Isabel não compreendia essa insistência, pois seu pai e seu filho jamais cobraram isso dela, por isso tinha uma enorme vontade de perguntar: "A que chamas gostar Francisco?"7, porque o conceito de amor de ambos era bem divergente. Tanto assim, que no relato de Isabel percebemos que as intenções em relação a Pedro não foram motivadas por um "amor maior", o abandono do lar se deu por conta de uma busca por um modo de sentir-se livre. Ela sabia que seu relacionamento com Pedro também não passava de uma farsa tal qual o casamento com Francisco. Podemos observar isso na seguinte passagem: "Eu que não lhe pedira nada, que não queria nada, a quem não apetecia nada salvo estar sozinha sem homens a perseguirem-me com seus interrogatórios sem sentido" 8. Ela afirma também:

Foi para ficar sozinha que aceitei o apartamento em Lisboa, uma sala, uma marquise onde não me inquietavam, não me aborreciam, não me visitavam nem me tocavam nem me faziam perguntas, onde me deixavam em paz. 9

O desejo de Isabel era ser livre, ser dona de sua própria vida, não ter de dar satisfações de seus sentimentos. Em tempo algum ela demonstrou querer ferir os sentimentos de Francisco, mas como não havia diálogo entre as partes, ele acreditava na traição pura e simples e a punição para os traidores, assim como no caso do General Humberto Delgado, Isabel também é punida com a morte.

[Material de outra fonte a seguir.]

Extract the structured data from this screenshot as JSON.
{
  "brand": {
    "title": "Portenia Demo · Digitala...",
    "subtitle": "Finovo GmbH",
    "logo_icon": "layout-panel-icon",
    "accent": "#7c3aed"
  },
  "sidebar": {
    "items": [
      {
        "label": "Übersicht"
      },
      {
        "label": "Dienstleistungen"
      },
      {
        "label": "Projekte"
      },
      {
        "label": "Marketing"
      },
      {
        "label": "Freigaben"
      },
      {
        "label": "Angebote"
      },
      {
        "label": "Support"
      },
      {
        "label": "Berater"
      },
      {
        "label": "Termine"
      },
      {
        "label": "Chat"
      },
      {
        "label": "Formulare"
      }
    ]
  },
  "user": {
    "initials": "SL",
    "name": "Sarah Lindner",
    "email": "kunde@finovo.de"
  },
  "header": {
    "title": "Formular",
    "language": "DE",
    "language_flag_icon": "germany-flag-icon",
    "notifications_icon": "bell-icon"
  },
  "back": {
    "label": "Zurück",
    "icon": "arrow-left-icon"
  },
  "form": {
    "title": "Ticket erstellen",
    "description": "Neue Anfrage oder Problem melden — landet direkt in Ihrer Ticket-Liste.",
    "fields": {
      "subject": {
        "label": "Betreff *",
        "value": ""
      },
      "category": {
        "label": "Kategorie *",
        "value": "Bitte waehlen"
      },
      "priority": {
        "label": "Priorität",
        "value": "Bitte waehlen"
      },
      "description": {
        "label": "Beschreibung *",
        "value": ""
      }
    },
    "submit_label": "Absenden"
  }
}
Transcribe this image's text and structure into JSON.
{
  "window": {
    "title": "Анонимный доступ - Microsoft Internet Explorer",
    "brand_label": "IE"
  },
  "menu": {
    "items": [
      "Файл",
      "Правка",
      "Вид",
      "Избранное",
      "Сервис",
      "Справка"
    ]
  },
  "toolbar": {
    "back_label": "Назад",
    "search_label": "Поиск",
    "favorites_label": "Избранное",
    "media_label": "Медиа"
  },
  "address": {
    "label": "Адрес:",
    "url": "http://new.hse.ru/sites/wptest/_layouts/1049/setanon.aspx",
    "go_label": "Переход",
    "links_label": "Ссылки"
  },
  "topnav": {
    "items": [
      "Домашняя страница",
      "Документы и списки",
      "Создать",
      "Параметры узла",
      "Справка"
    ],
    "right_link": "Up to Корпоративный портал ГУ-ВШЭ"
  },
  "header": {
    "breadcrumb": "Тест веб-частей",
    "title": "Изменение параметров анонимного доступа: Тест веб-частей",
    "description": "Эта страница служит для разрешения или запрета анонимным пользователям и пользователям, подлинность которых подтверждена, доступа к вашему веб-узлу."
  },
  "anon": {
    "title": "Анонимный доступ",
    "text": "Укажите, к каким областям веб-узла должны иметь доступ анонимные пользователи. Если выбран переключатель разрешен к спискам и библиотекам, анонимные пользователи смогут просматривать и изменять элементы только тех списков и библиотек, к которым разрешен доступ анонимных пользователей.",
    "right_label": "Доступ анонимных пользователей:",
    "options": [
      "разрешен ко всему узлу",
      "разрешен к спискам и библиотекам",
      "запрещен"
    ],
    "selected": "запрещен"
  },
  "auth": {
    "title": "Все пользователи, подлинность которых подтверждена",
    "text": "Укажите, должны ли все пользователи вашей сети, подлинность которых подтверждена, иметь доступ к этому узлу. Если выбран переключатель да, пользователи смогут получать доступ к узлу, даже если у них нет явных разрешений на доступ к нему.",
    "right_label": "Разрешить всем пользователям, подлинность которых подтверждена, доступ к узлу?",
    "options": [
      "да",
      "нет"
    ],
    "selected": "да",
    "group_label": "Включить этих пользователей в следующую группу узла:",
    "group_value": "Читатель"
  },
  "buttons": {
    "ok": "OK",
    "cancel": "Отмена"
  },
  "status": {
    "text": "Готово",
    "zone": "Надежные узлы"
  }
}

Pensando no sentido dicionarizado do conceito traição, que vem do latim "traditione", significando conduta ou defeito de quem, perfidamente, entrega, denuncia ou vende alguém ou alguma coisa ao inimigo, consubstanciando-se em infidelidade, perfídia, deslealdade. Traidor, por outro lado, vem do latim "traditore", ou seja, aquele que atraiçoa, sendo perigoso com aparência de seguro. O traidor, assim, é sempre insidioso, disfarçando o seu escopo através da perfídia, do estratagema. Nesse caso, os dois casos guardam enormes semelhanças: tanto Isabel, quanto General Delgado ambos tinham um desejo de liberdade frente a formas opressoras de poder. Nessa busca por serem livres enfrentaram o poder sem medo, sendo por isso considerados traidores.

Observamos então que depois dessas "traições" de Isabel e Humberto Delgado, eles também sofreram uma forma de "traição mortal" por parte de seus algozes, e em muito pouco tempo depois tanto Francisco como Salazar passaram da ascensão à queda total por conta desses atos.

Ou seja, António Lobo Antunes consegue criar uma construção literária que integra perfeitamente essa dupla perspectiva, tanto no plano das questões emocionais das personagens, como na retrospectiva histórica portuguesa, trabalhando a questão da memória de um modo singular, assim como afirma Andréas Huyssen:

Não requer muita sofisticação teórica ver que todas as representações - sejam na linguagem, na narrativa, na imagem ou no som gravado - estão baseadas na memória. Representação sempre vem depois, embora alguns meios de comunicação tentem nos fornecer a ilusão da "pura presença". Mas ao invés de nos guiar até alguma origem supostamente autêntica, ou nos dar um acesso verificável ao real, a memória, até mesmo, ou especialmente, por vir sempre depois, é em si baseada na representação. O passado não está simplesmente ali na memória, mas tem de ser articulado para se transformar em memória. 10
 
E assim, podemos constatar que esse processo de transformação/articulação do passado em memória é algo muito explorado por Lobo Antunes em sua construção ficcional. Sendo suas obras construções contemporâneas que obrigam o leitor a empreitar sempre novas "investigações", como prega Barthes, e sair de sua condição de leitor passivo, como advoga Iser , ou seja, estimulando o leitor a embarcar nessa "viagem" que nos faz mudar de visão a cada nova leitura.


Notas
1 FOUCAULT, Michel. A Ordem do Discurso. São Paulo: Edições Loyola, 1996, p. 97.
2 ANTUNES, António Lobo.O Manual dos Inquisidores. Lisboa: Dom Quixote, 1997, p.336/337.
3 Op. cit., p. 163.
4 Op. cit., p. 13.
5 FOUCAULT, Michel. Microfísica do poder, 3 ed. Rio de Janeiro: Edições Graal, 1982, p. 108.
6 ANTUNES, António Lobo.O Manual dos Inquisidores. Lisboa: Dom Quixote, 1997, p.396.
7 Op. cit., p. 397.
8 Op. cit., p. 400. (Grifo próprio)
9 Op. cit., p. 400.
10 HUYSSEN, Andréas. Memórias do Modernismo. Rio de Janeiro: Ed. UFRJ, 1997, p. 14.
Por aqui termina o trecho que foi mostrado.